Sit-in di protesta al liceo Musicale «Noi isolati dal resto delle scuole»

Gli studenti hanno voluto accendere i riflettori sull’assenza di un adeguato trasporto pubblico E venerdì scatterà una nuova mobilitazione che vedrà la partecipazione anche degli altri istituti
L’AQUILA. Nonostante sia l’unico dell’intera provincia, il liceo Musicale dell’Aquila soffre l’isolamento rispetto a tutti gli edifici scolastici della città e le carenze di un servizio di trasporto pubblico spesso incapace di rispondere alle esigenze di studenti provenienti da molte zone del territorio.

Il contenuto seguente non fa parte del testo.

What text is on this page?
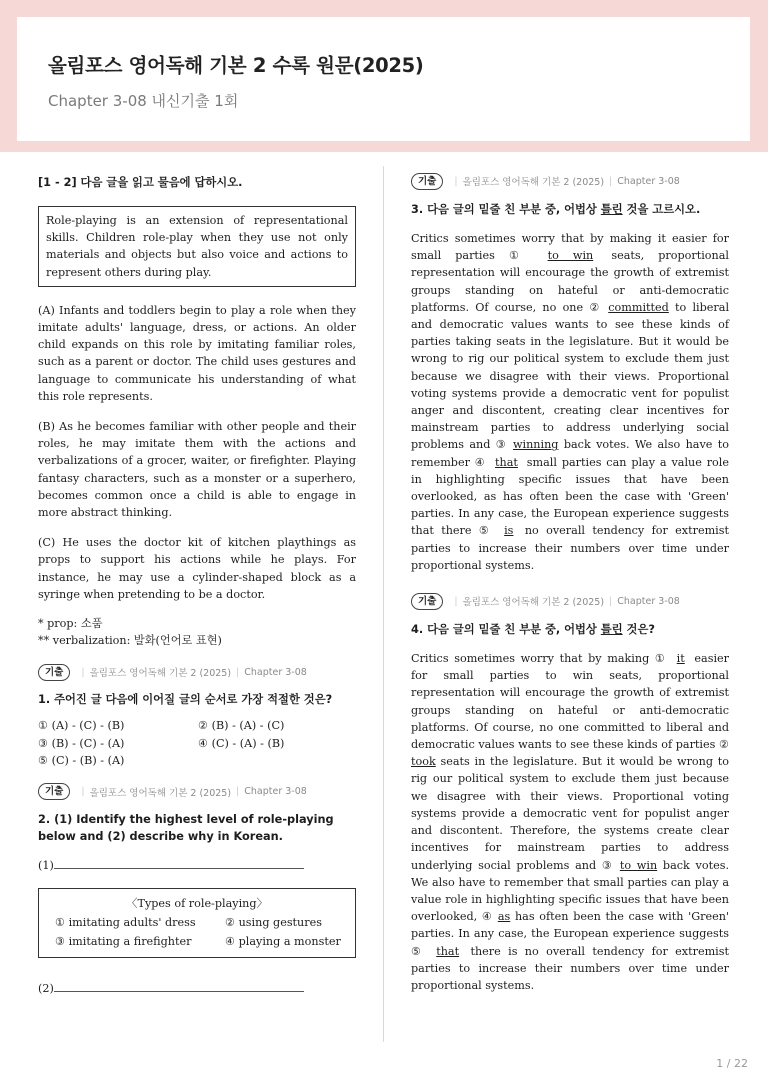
올림포스 영어독해 기본 2 수록 원문(2025)
Chapter 3-08 내신기출 1회

[1 - 2] 다음 글을 읽고 물음에 답하시오.

Role-playing is an extension of representational skills. Children role-play when they use not only materials and objects but also voice and actions to represent others during play.

(A) Infants and toddlers begin to play a role when they imitate adults' language, dress, or actions. An older child expands on this role by imitating familiar roles, such as a parent or doctor. The child uses gestures and language to communicate his understanding of what this role represents.

(B) As he becomes familiar with other people and their roles, he may imitate them with the actions and verbalizations of a grocer, waiter, or firefighter. Playing fantasy characters, such as a monster or a superhero, becomes common once a child is able to engage in more abstract thinking.

(C) He uses the doctor kit of kitchen playthings as props to support his actions while he plays. For instance, he may use a cylinder-shaped block as a syringe when pretending to be a doctor.

* prop: 소품

** verbalization: 발화(언어로 표현)

기출	| 올림포스 영어독해 기본 2 (2025) | Chapter 3-08

1. 주어진 글 다음에 이어질 글의 순서로 가장 적절한 것은?

① (A) - (C) - (B)	② (B) - (A) - (C)
③ (B) - (C) - (A)	④ (C) - (A) - (B)
⑤ (C) - (B) - (A)
기출	| 올림포스 영어독해 기본 2 (2025) | Chapter 3-08

2. (1) Identify the highest level of role-playing below and (2) describe why in Korean.

(1)
〈Types of role-playing〉
① imitating adults' dress	② using gestures
③ imitating a firefighter	④ playing a monster
(2)
기출	| 올림포스 영어독해 기본 2 (2025) | Chapter 3-08

3. 다음 글의 밑줄 친 부분 중, 어법상 틀린 것을 고르시오.

Critics sometimes worry that by making it easier for small parties ① to win seats, proportional representation will encourage the growth of extremist groups standing on hateful or anti-democratic platforms. Of course, no one ② committed to liberal and democratic values wants to see these kinds of parties taking seats in the legislature. But it would be wrong to rig our political system to exclude them just because we disagree with their views. Proportional voting systems provide a democratic vent for populist anger and discontent, creating clear incentives for mainstream parties to address underlying social problems and ③ winning back votes. We also have to remember ④ that small parties can play a value role in highlighting specific issues that have been overlooked, as has often been the case with 'Green' parties. In any case, the European experience suggests that there ⑤ is no overall tendency for extremist parties to increase their numbers over time under proportional systems.

기출	| 올림포스 영어독해 기본 2 (2025) | Chapter 3-08

4. 다음 글의 밑줄 친 부분 중, 어법상 틀린 것은?

Critics sometimes worry that by making ① it easier for small parties to win seats, proportional representation will encourage the growth of extremist groups standing on hateful or anti-democratic platforms. Of course, no one committed to liberal and democratic values wants to see these kinds of parties ② took seats in the legislature. But it would be wrong to rig our political system to exclude them just because we disagree with their views. Proportional voting systems provide a democratic vent for populist anger and discontent. Therefore, the systems create clear incentives for mainstream parties to address underlying social problems and ③ to win back votes. We also have to remember that small parties can play a value role in highlighting specific issues that have been overlooked, ④ as has often been the case with 'Green' parties. In any case, the European experience suggests ⑤ that there is no overall tendency for extremist parties to increase their numbers over time under proportional systems.

1 / 22
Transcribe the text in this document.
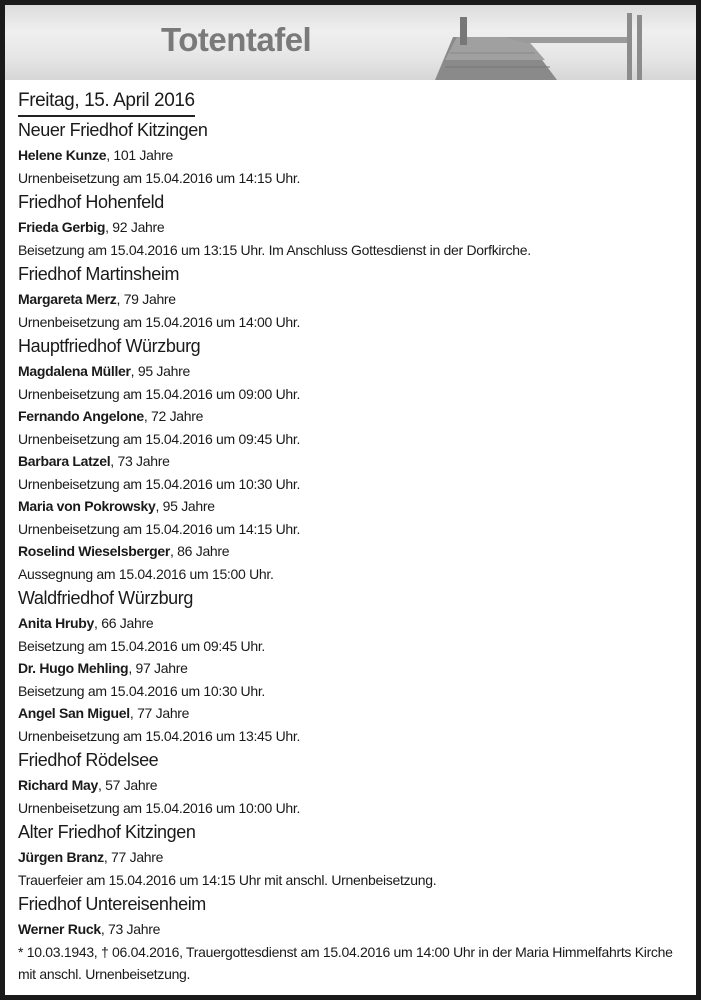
Totentafel
Freitag, 15. April 2016
Neuer Friedhof Kitzingen
Helene Kunze, 101 Jahre
Urnenbeisetzung am 15.04.2016 um 14:15 Uhr.
Friedhof Hohenfeld
Frieda Gerbig, 92 Jahre
Beisetzung am 15.04.2016 um 13:15 Uhr. Im Anschluss Gottesdienst in der Dorfkirche.
Friedhof Martinsheim
Margareta Merz, 79 Jahre
Urnenbeisetzung am 15.04.2016 um 14:00 Uhr.
Hauptfriedhof Würzburg
Magdalena Müller, 95 Jahre
Urnenbeisetzung am 15.04.2016 um 09:00 Uhr.
Fernando Angelone, 72 Jahre
Urnenbeisetzung am 15.04.2016 um 09:45 Uhr.
Barbara Latzel, 73 Jahre
Urnenbeisetzung am 15.04.2016 um 10:30 Uhr.
Maria von Pokrowsky, 95 Jahre
Urnenbeisetzung am 15.04.2016 um 14:15 Uhr.
Roselind Wieselsberger, 86 Jahre
Aussegnung am 15.04.2016 um 15:00 Uhr.
Waldfriedhof Würzburg
Anita Hruby, 66 Jahre
Beisetzung am 15.04.2016 um 09:45 Uhr.
Dr. Hugo Mehling, 97 Jahre
Beisetzung am 15.04.2016 um 10:30 Uhr.
Angel San Miguel, 77 Jahre
Urnenbeisetzung am 15.04.2016 um 13:45 Uhr.
Friedhof Rödelsee
Richard May, 57 Jahre
Urnenbeisetzung am 15.04.2016 um 10:00 Uhr.
Alter Friedhof Kitzingen
Jürgen Branz, 77 Jahre
Trauerfeier am 15.04.2016 um 14:15 Uhr mit anschl. Urnenbeisetzung.
Friedhof Untereisenheim
Werner Ruck, 73 Jahre
* 10.03.1943, † 06.04.2016, Trauergottesdienst am 15.04.2016 um 14:00 Uhr in der Maria Himmelfahrts Kirche mit anschl. Urnenbeisetzung.
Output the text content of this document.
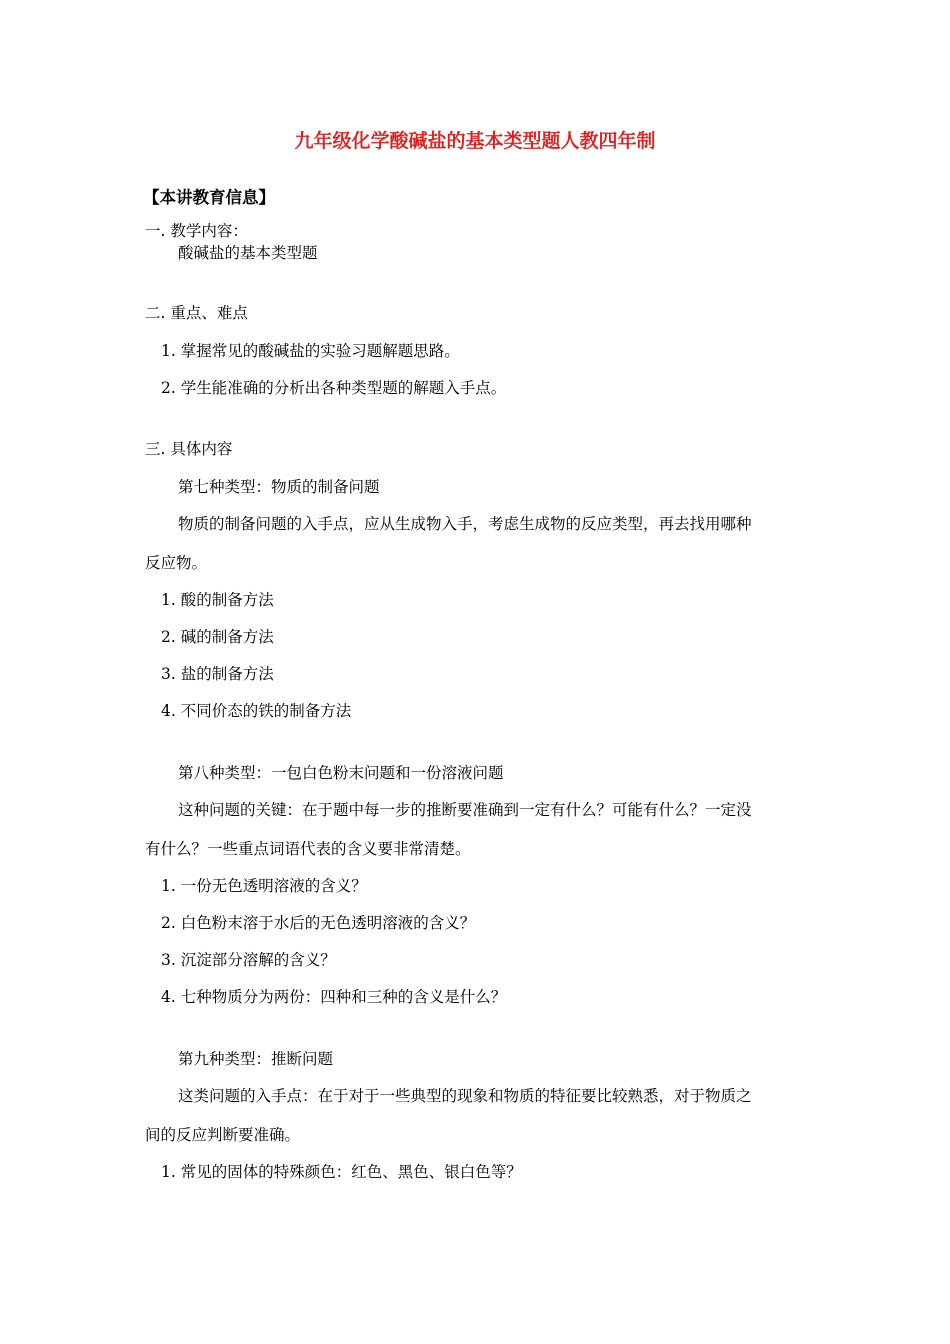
九年级化学酸碱盐的基本类型题人教四年制
【本讲教育信息】
一. 教学内容：
酸碱盐的基本类型题
二. 重点、难点
1. 掌握常见的酸碱盐的实验习题解题思路。
2. 学生能准确的分析出各种类型题的解题入手点。
三. 具体内容
第七种类型：物质的制备问题
物质的制备问题的入手点，应从生成物入手，考虑生成物的反应类型，再去找用哪种
反应物。
1. 酸的制备方法
2. 碱的制备方法
3. 盐的制备方法
4. 不同价态的铁的制备方法
第八种类型：一包白色粉末问题和一份溶液问题
这种问题的关键：在于题中每一步的推断要准确到一定有什么？可能有什么？一定没
有什么？一些重点词语代表的含义要非常清楚。
1. 一份无色透明溶液的含义？
2. 白色粉末溶于水后的无色透明溶液的含义？
3. 沉淀部分溶解的含义？
4. 七种物质分为两份：四种和三种的含义是什么？
第九种类型：推断问题
这类问题的入手点：在于对于一些典型的现象和物质的特征要比较熟悉，对于物质之
间的反应判断要准确。
1. 常见的固体的特殊颜色：红色、黑色、银白色等？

Per accendere i riflettori su una situazione non sempre facile, ma troppo spesso dimenticata, ieri mattina l’Unione degli studenti dell’Aquila ha organizzato un presidio davanti all’attuale sede della scuola: il Musp tra via dei Medici e via Ficara.
«L’obiettivo», spiegano i ragazzi in una nota, «è che le istituzioni prendano atto delle problematiche che le studentesse e gli studenti di questo istituto vivono giornalmente dall’inizio dell’anno». In primis, appunto, la questione dei trasporti. «Rimaniamo isolati dal resto della componente studentesca dell’istituto Cotugno, vivendo sulla nostra pelle tutte le mancanze del trasporto pubblico», continuano i ragazzi. «I collegamenti urbani ed extraurbani, essendo l’unico liceo Musicale nella provincia dell’Aquila, sono insufficienti e costringono molti ragazzi a dover sacrificare la propria formazione perché impossibilitati a raggiungere la sede». Proprio per fare in modo che la questione non resti irrisolta, gli studenti della scuola, e non solo loro, stanno già pensando a una nuova mobilitazione: il 18 novembre saranno di nuovo in piazza insieme ai colleghi di molte città del Paese per portare al centro dell’attenzione tutte le problematiche e le carenze della scuola pubblica in Italia. L’appuntamento lanciato dall’Uds L’Aquila è dalle 8.30 a Colle Sapone. Proprio dal più grande polo scolastico cittadino, infatti, partirà un corteo «per rivendicare una scuola libera, sicura e accessibile».
Trasporti, edilizia, percorsi per le competenze trasversali e l’orientamento (Pcto), benessere psicologico, diritto allo studio e rappresentanza saranno i temi principali della mobilitazione.